Merged revisions 56125-56153 via svnmerge from
svn+ssh://pythondev@svn.python.org/python/branches/p3yk

........
  r56127 | georg.brandl | 2007-06-30 09:32:49 +0200 (Sat, 30 Jun 2007) | 2 lines

  Fix a place where floor division would be in order.
........
  r56135 | guido.van.rossum | 2007-07-01 06:13:54 +0200 (Sun, 01 Jul 2007) | 28 lines

  Make map() and filter() identical to itertools.imap() and .ifilter(),
  respectively.

  I fixed two bootstrap issues, due to the dynamic import of itertools:

  1. Starting python requires that map() and filter() are not used until
     site.py has added build/lib.<arch> to sys.path.
  2. Building python requires that setup.py and distutils and everything
     they use is free of map() and filter() calls.
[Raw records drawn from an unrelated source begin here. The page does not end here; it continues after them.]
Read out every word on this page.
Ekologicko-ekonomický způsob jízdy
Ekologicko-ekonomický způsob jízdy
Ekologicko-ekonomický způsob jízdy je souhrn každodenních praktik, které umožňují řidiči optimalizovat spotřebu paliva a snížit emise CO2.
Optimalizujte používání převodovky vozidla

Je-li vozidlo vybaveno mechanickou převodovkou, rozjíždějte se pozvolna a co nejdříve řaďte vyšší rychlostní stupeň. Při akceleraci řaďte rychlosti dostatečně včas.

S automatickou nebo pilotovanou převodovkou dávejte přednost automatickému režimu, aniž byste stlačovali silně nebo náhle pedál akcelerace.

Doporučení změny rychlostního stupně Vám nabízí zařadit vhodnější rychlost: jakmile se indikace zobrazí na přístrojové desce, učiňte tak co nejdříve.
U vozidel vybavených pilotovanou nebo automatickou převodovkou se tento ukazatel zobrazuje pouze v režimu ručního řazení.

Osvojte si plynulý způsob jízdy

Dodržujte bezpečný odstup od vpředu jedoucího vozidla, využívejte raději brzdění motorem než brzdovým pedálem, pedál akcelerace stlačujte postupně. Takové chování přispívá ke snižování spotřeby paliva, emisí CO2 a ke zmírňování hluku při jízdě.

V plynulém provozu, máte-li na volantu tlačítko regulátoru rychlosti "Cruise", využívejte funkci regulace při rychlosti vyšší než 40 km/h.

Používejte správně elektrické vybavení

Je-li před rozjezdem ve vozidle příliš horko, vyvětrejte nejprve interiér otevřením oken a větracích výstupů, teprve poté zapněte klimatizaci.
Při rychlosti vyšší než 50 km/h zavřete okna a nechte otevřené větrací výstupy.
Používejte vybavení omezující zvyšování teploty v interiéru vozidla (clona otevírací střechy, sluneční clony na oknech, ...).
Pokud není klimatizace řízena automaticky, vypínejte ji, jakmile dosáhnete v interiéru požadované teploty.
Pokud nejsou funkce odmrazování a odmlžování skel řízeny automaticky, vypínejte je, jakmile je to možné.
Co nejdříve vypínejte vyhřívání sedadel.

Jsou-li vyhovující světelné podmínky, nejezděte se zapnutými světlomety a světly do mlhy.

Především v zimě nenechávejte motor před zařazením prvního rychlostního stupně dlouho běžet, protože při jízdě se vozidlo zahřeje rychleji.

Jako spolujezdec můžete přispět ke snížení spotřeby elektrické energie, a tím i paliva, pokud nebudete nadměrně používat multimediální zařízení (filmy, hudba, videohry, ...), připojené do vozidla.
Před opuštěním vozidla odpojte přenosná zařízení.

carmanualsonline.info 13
  Beyond this, I only fixed the tests in test_builtin.py.
  Others, please help fixing the remaining tests that are now broken!
  The fixes are usually simple:
  a. map(None, X) -> list(X)
  b. map(F, X) -> list(map(F, X))
  c. map(lambda x: F(x), X) -> [F(x) for x in X]
  d. filter(F, X) -> list(filter(F, X))
  e. filter(lambda x: P(x), X) -> [x for x in X if P(x)]

  Someone, please also contribute a fixer for 2to3 to do this.
  It can leave map()/filter() calls alone that are already
  inside a list() or sorted() call or for-loop.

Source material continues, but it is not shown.